IL0-to-IL1 annotation.

10 annotators.

Each annotator annotated 72 texts (6 languages, 6 articles per language, 2 translations per article).

Each text contained about 250 words, so 72 texts contained about 18,000 words.

Of the 18,000 words, 1,268 (7%) were to be annotated. These were the nouns, verbs, adjectives, and adverbs.

Explicit agreement measure

Consider any pair of annotators and any token in the corpus.

Call each annotator's "total count" the count of categories assigned to the token.

Call each annotator's "shared count" the count of the categories in that annotator's assignment to the token that were also in the other annotator's assignment to the token.

Then the agreement of that pair of annotators on that token is the sum of the 2 shared counts divided by the sum of the 2 total counts.

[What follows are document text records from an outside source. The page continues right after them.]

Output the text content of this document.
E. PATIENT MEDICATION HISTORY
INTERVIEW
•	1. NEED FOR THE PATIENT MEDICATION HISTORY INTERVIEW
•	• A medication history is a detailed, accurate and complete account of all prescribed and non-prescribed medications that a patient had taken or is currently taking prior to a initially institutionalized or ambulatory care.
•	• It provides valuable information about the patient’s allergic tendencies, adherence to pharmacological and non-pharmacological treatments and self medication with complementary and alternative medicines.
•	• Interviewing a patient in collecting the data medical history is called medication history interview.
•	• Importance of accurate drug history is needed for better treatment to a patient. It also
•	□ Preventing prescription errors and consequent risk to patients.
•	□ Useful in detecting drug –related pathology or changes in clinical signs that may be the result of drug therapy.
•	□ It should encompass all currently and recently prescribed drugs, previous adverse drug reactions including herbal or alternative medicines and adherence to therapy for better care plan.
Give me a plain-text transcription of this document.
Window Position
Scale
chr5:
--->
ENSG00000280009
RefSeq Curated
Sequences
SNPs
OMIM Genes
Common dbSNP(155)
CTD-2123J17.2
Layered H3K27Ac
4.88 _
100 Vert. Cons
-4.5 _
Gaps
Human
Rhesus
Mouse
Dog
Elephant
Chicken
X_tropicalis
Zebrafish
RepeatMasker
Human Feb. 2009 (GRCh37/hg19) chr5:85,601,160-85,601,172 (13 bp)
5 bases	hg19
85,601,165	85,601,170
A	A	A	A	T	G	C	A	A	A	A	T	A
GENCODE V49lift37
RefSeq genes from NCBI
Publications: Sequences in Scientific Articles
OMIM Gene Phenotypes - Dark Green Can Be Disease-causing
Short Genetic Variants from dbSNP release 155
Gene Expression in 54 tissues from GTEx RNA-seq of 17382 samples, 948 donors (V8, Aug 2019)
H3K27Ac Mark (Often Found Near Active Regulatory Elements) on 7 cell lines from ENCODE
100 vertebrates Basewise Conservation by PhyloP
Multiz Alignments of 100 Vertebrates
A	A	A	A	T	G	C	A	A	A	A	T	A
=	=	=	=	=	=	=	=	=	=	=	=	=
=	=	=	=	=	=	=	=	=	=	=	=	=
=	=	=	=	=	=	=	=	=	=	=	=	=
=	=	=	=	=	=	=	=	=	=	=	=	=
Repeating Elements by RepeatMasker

The agreement of that pair of annotators on the corpus is the mean of the pair's agreements on all the tokens.

The explicit agreement measure is the mean of all pairs' agreements on the corpus.

Implicit agreement measure

More cryptically described. Apparently, the fraction of all categories (e.g., 110,000 word senses) on which an annotator pair's members both assign or both fail to assign to a word. Thus, if you assign only "buffalo" and I assign only "whisky" to "bank" and there are 110,000 senses, our agreement on "bank" is 109,998/110,000.

Derived measures

Kappa statistic derived from each agreement measure.